On the afternoon of Sunday June 27th St Michael’s Church was the setting for a concert, directed by Sarah Tenant-Flowers, at which children were especially welcome. The programme consisted of Prokofiev’s Peter and the Wolf, with Brian Kay as the narrator, and a Festival commission When I think of Chiswick, a suite for orchestra by Graham Preskett, inspired by his daughter’s view of local scenes. The concert also included performances by Jessica Hughes and Claudia Haberberg, prizewinners in the Festival’s Singing Competition and an impromptu recital in the interval, as enthusiastic children banged and stroked a whole range of instruments, watched over (somewhat warily) by the Brandenburg Sinfonia’s percussionist.

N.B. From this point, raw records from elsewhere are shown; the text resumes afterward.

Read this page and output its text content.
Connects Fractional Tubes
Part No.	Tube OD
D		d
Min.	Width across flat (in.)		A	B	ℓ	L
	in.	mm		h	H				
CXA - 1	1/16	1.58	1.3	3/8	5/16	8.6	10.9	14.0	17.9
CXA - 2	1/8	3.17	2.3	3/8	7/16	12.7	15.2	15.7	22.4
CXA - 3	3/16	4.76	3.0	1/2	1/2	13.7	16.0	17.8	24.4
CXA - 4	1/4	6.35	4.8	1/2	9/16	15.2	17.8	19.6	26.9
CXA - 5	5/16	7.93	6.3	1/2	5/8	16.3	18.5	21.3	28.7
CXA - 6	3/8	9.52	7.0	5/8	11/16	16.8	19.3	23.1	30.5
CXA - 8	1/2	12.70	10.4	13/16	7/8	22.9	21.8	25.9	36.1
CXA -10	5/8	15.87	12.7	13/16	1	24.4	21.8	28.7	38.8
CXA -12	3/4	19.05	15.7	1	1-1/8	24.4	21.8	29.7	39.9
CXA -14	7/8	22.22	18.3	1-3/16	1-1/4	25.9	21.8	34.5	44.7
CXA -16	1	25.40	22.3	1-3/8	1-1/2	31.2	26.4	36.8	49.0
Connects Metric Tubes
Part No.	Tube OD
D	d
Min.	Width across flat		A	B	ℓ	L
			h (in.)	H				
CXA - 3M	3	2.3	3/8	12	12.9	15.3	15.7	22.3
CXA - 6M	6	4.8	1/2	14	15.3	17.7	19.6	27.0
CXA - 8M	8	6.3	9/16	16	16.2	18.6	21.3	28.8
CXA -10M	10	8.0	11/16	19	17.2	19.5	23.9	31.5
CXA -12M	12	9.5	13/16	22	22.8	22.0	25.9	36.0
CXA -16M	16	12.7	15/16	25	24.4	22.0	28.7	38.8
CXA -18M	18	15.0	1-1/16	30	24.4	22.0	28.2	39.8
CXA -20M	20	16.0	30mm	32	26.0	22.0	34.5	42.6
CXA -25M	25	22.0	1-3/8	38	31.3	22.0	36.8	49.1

There could hardly have been a greater difference between the evenings offered by the London Community Gospel Choir, directed by the Reverend Bazil Meade, once again with enthusiastic contributions from the audience, and the Johnston String Quartet, who enthralled a capacity audience with Haydn and Mendelssohn and, joined by Young Musician of the Year Guy Johnston as second cello, a memorable performance of Schubert’s great string quintet. In their very different ways, each was a great success. The final concert Magnificent Mozart!, sold out days before the event, which was hardly surprising, given the standard of the similar performances in the first two Grove Park Music Festivals. A strong team of professional soloists, the ever-larger Festival Choir and the Brandenburg Sinfonia, under Brian Kay’s inspiring direction, gave magnificent performances of the eponymous composer’s Ave Verum Corpus, Solemn Vespers and what was to prove his swansong, the Requiem Mass. The only shadow over the Festival was the death of its President, the Duke of Devonshire, some weeks previously, and this closing concert was dedicated to his memory.
In addition to delighting large audiences, the events also raised over £1500 for The Stroke Association, the charity selected for this year’s Festival. Artistic Director Julie Kennard and her hard-working team are already hatching plans for the fourth Festival in July 2006 - so watch this space!